The most heartening aspect was we did it together.
I had a voice. All was done together. My experiences and opinions were not rejected. They were embraced and integrated into the process.
At one point, I caught myself justifying certain of my behaviors. And implicitly protecting long-held beliefs by looking for alternative solutions.
I was resisting change.
All because I thought I was doing the right things already. I thought I was ready to change. But apparently only to a certain extent. So long for that “open mind” of mine.
No wonder I was stuck.
Having said that, resistance was a positive sign. Resistance meant I was going deep. It indicated I was stirring things up. It was the initial resistance of the ground beneath me, as I was scooping light in.
Sara & Simba were sensible enough to recognize it. And blended well together to facilitate each scoop. They changed phrasings. Brought new variables. Tinted perspective. Petted my shivered ego. All to scaffold my emotional distress. In other words—eased swallowing the pill.

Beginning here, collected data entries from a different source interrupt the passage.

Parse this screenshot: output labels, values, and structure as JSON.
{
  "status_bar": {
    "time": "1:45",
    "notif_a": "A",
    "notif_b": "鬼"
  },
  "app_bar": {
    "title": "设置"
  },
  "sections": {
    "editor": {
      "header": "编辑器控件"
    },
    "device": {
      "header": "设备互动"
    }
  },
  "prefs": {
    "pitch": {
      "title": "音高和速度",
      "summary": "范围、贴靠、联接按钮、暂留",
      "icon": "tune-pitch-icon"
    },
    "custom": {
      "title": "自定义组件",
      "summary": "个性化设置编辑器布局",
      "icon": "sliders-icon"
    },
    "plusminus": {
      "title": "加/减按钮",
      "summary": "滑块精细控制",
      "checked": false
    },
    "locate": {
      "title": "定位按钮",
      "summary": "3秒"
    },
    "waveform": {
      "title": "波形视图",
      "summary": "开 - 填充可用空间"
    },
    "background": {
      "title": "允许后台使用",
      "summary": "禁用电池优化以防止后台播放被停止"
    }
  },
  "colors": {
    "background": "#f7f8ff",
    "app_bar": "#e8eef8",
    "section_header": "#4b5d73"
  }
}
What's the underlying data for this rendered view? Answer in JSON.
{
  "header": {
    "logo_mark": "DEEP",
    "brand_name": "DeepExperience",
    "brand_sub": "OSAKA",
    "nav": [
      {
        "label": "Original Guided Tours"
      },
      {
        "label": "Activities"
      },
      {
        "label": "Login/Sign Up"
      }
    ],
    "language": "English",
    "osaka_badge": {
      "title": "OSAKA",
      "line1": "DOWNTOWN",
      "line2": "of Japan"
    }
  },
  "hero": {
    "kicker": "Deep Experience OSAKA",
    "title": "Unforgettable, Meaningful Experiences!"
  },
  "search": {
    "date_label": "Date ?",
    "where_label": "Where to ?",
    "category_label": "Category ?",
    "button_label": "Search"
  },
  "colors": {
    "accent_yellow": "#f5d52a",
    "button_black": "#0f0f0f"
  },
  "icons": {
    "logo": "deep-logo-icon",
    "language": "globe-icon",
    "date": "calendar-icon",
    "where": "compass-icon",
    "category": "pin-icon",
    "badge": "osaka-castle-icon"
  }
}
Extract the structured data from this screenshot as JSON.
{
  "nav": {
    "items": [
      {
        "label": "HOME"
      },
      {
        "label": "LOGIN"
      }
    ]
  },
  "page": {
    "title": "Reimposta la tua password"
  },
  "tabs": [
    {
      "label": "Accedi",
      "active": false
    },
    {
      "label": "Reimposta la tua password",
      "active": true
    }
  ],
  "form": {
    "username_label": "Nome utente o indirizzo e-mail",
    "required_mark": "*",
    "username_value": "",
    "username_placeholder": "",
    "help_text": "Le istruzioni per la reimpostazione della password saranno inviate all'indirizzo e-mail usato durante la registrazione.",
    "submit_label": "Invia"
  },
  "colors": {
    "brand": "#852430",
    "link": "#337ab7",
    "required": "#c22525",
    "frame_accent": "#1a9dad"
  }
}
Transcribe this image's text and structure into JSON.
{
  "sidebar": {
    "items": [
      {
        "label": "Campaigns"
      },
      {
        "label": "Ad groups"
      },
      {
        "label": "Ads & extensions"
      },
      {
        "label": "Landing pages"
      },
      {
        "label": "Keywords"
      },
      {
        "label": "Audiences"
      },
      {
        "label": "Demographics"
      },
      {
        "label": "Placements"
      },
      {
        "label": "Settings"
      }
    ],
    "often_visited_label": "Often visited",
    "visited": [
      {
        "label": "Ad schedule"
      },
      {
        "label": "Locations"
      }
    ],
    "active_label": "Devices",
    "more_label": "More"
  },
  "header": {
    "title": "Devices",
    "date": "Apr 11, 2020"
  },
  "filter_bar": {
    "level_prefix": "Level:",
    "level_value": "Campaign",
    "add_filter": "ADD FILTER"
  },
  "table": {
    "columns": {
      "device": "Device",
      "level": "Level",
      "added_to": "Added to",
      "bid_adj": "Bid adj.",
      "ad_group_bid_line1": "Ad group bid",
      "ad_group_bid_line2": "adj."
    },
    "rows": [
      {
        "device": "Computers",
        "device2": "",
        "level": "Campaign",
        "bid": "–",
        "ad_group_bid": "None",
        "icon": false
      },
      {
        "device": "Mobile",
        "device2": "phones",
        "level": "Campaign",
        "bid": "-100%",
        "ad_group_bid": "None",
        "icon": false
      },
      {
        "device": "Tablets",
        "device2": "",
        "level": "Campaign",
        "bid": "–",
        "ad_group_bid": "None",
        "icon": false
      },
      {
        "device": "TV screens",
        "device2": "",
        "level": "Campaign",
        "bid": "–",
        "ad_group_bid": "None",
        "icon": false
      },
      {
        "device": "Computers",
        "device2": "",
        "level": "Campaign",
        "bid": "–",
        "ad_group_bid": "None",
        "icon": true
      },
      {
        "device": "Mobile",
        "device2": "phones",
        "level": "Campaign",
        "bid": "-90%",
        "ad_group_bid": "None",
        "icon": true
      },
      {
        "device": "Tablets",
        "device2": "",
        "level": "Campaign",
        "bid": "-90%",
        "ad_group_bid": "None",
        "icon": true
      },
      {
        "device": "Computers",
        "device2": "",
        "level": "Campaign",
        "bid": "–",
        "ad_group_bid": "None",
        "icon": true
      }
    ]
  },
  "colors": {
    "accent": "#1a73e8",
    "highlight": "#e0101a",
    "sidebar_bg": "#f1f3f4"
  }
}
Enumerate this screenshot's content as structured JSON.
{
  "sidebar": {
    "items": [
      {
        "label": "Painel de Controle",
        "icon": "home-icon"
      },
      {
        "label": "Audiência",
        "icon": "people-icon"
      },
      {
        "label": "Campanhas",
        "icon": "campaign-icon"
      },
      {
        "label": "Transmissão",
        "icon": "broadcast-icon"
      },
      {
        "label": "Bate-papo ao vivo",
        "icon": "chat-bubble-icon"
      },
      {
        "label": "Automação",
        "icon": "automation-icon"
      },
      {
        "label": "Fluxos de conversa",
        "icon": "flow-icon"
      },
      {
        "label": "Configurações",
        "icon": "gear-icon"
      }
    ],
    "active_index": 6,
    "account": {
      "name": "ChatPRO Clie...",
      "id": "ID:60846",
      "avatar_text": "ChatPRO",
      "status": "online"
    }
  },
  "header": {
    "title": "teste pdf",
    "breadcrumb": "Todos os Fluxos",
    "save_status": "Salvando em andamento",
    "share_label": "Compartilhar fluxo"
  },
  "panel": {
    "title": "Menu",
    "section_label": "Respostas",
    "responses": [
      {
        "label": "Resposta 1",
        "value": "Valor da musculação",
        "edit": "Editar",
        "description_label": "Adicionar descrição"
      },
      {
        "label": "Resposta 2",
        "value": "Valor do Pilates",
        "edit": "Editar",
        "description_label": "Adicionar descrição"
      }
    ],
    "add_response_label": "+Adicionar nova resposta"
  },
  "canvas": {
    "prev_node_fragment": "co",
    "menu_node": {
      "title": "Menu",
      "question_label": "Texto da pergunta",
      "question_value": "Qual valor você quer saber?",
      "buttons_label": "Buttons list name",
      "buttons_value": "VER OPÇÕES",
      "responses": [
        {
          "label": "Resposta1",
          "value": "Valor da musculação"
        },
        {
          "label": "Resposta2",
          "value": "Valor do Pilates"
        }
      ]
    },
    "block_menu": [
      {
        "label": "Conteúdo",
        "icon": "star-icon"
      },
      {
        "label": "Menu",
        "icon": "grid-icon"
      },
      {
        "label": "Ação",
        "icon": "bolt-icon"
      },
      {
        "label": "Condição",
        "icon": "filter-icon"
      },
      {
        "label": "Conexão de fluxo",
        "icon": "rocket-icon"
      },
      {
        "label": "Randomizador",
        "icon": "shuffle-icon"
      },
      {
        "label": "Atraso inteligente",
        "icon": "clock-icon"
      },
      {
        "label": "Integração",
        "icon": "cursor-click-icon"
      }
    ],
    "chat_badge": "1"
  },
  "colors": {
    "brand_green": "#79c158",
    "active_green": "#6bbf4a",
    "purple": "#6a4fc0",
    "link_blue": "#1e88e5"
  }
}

But the actual work is about accepting the discomfort of the pill. Not about fearing the pill. Opening myself to change.
Doing this alone can be difficult…but I wasn’t alone anymore.
_______
So here I am home with a clear plan, reflecting on my new journey.
We thought it would be a good idea to journal my observations and emotions. As to track progress and patterns, and give me another expressive outlet.
Catching myself giving resistance was interesting. Especially when I came in with a so-called “open mind”. Seeing that deeply I was not as open as I initially thought. I thought I knew what I needed to do. An illusion that helped to cope with the reality of my staleness. Hiding that I am alone, scared, and yearning for support.
But now it’s time to move.
It doesn’t mean rejecting the past. I still embrace those experiences. But I am not shackled by them anymore.
I see now that to move I must have an open mind.
Clinging to past practices, even if beneficial at the time, generates staleness. In retrospective, they were only beneficial as I picked them up. Picking up implies an open mind. Thus the open-minded state seems to be the crucial element. And the practice itself irrelevant. Even if it was to be based on scriptures.
Movement with an open mind is healing.
Even if I have knowledge about a few things. It doesn’t matter. Let the practitioner be. Artists make their own creative web. How it’s designed nor the material of the thread matters. If it is an artful web where I can freely flow, it will be the catalyst for my healing process.
Sara & Simba are two life artists on their own spiritual journey. Who created a haven for me and others to move in. Catalyzing healing for open-minded souls on their spiritual journey.
And that was what I found at Living with the Spirit…after “a little” resistance.